O meu pai é incomparável. É tão giro, tão giro! No último fim de semana fui a casa, leia-se Beja, e sabe ainda melhor o cafezinho após a almoçarada de domingo na companhia do Bicho e da Gertrudes. Estava um calorzinho daqueles de fazer relembrar o Alentejo antigo mas, simultaneamente, soprava um ventinho que sabia tão bem...Ora o belo do Bicho, assim que se encosta, pesam-lhe as pálpebras. O homem consegue dormir onde quer que seja. E adormece numa fração de segundos. Desgraçado acorda logo com a Gertrudes aos berros: «Frasquinho, parece impossível! Onde quer que chega está sempre pendendo». E é verdade - não sei se ainda é na fase de adormecimento ou se já está na twilight zone, o meu Bicho parece um radar - consegue dar a volta à cabeça quando dorme sentado. Eu, nem nos alongamentos do ginásio consigo rodar assim o pescoço... «Epá, está-se aqui tã bem», justificava-se. E acorda sempre bem disposto. Contou logo o mê Bicho: «Sabes a do homezinho que chega aí a um lugarejo no Alentejo e pergunta a um velhote- amigo, já nasceu aqui algum grande homem? Não - aqui só nascem crianças!» Ha, ha, ha, ha! O que eu me tenho rido com esta parvoêra! Tal não é a moenga...

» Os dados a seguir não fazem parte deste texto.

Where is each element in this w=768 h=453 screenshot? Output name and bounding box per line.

Ir a Beja é sempre aquecer o coração . Verdade que já quase ninguém me conhece, nem eu conheço muita gente, verdade se diga! Mas sempre rio com o trato tão particular. «Um café, por favor.» «Quer um cafezinho?», respondem, sempre. «Uma garrafa de água...» «É mais uma aguinha!» «Arranja-me umas Trident» - «Quais são as pastilhinhas?» A resposta surge sempre em forma de pergunta, terminando em diminutivo... Respostas foi o que não ouvi do típico alentejanito que lia o jornal atrás da minha mesa. Boina, casaco xadrez, lá se meteu com a minha Caetana, calando-se depois. «Mãe, o senhor está a dormir.» «Não está nada,filha, está a ler o jornal.» «Mas nunca mais passa de página?» Até o ler leva o seu tempo naquela terra - ah, ah, ah! A verdade- veja-se a fotografia - é que fiquei sem saber se, de facto, o bendito velhote adormecera, cambaleando para cima do jornal, ou se a leitura estava tão interessante que não conseguia despegar-se do periódico. Saímos e ele lá ficou. A fazer ou não uma sestinha, louve-se que naquela terra toda a minha gente conserva o hábito de ler o jornalinho. Bem hajam! Tal não é a moenguinha...
Deus me perdoe. Outra vez! E outra vez! E muitas, muitas vezes... O último fim de semana foi de intensa atividade parental (como a maioria dos pais, acredito, entre festas de Natal, saraus, apresentações, quermesses e bazares). Além do sarau dos meus Moinhos, da parte da tarde, as minhas ginastas foram fazer uma singela apresentação ao lar de idosos aqui das proximidades, juventude e sorrisos para abrilhantar a quadra dos mais velhotes que sempre se deliciam com a ternura de uma criança. O espaço era exíguo, não dava para flicks, piruetas ou mortais mas as nossas meninas fizeram o seu melhor e receberam aplausos. E carinhos! Um senhor havia, mesmo na frente, que não passava cartucho à arte das pequeninas. Dormia. Mesmo. Aninhado na cadeira, encostado ao cotovelo. A minha descendente, que é discreta como a mãezinha dela, apercebeu-se logo. E fazia-me olhinhos como que a chamar-me à atenção para o senhor que devia estar no sétimo sono. Convivemos um pouco e saímos, deixando a festa prosseguir. E o senhor dormir. «Não sei porque insistem em pô-lo sempre na frente. Não estava a dormir, não. É cego», explicaram-nos. Deus nos perdoe!